Methodology

How we test

Most "best handwriting OCR" lists rank tools by reputation. We rank them by measurement. Every tool is given the identical input, and its output is scored the same way against the same reference. Here is exactly how, so you can check it or repeat it.

The sample

A single handwritten page of standard English prose, 100 words, written in legible modern cursive on white unlined paper. It is deliberately a fair, middle-of-the-road case: no fade, no marginalia, no exotic vocabulary, no historical script. The goal is a baseline every serious tool should handle, so that differences reflect the engine rather than a trick page.

The reference

The page was transcribed by hand and double-checked to create the ground truth. Every tool's output is compared against this same reference text.

The input

Every tool received the same image at the same resolution: a clean 300 DPI scan, roughly 2 MB. The LLM vision models were given a strict "transcribe this exactly, do not paraphrase, do not correct" instruction. Tesseract used its default invocation.

The metric

We use Word Error Rate (WER), the standard metric in OCR and speech recognition. WER counts substituted, missing, and inserted words, divides by the number of words in the reference, and returns a percentage. Lower is better; 0% is a perfect transcription. We also note reading-order failures separately, because whole lines appearing out of sequence are far more disruptive to fix than isolated word errors, and raw WER understates them.

The measured results

Tool Type WER
Handwriting OCR Handwriting specialist 0.9% WER
Azure Document Intelligence Cloud document AI 8.67% WER
AWS Textract Cloud document AI 10.5% WER
Claude (vision) LLM vision 11.2% WER
GPT (vision) LLM vision 14.4% WER
Google Document AI Cloud document AI 23.3% WER
Transkribus Trainable specialist 47.7% WER untrained
Tesseract Open source 95.4% WER

What we are honest about

Single sample.
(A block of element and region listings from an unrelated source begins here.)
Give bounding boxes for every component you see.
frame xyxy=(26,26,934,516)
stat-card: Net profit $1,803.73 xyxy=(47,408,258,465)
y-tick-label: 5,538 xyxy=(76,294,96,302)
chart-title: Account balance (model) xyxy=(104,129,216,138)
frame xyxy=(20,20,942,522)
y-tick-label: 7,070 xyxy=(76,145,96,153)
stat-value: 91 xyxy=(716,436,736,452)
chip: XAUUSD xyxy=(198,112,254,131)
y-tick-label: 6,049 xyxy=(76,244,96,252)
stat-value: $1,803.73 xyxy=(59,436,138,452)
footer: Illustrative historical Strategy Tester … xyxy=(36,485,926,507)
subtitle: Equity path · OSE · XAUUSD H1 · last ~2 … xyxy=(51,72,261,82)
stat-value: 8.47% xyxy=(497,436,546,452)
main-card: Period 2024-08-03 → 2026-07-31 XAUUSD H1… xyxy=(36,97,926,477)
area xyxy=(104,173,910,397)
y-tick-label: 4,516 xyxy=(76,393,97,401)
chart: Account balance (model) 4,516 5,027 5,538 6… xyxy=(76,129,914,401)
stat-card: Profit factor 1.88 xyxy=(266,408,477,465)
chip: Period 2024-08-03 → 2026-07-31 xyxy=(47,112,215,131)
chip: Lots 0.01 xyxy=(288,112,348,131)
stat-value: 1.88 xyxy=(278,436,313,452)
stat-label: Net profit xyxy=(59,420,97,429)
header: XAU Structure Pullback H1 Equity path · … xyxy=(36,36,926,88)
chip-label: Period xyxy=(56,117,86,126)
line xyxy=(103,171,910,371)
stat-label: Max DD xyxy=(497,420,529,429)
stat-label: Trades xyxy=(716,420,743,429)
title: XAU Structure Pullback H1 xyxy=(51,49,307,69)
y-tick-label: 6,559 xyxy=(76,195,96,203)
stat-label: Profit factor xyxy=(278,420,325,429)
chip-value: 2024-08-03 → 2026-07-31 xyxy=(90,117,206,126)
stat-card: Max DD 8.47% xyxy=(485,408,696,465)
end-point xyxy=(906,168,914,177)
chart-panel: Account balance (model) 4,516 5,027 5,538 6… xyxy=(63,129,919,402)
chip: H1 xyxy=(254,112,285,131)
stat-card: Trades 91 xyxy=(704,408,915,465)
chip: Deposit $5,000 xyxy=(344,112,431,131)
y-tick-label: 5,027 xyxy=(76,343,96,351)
One page is enough to surface order-of-magnitude differences, not to split hairs. A 3-point WER gap between two mid-table tools is within the noise of any single document; a ten-fold gap is not.

Legible English prose. Cursive difficulty, faded ink, historical scripts, and non-Latin languages all shift the numbers. The measured table is a baseline; the reviews discuss how each tool behaves outside it.

Phone apps are assessed, not WER-scored. Tools whose natural input is a phone photo rather than a comparable scan (Google Lens, Apple Live Text, Pen to Print) are reviewed from hands-on use and clearly marked as not measured, so nothing reads as a benchmark number when it isn't.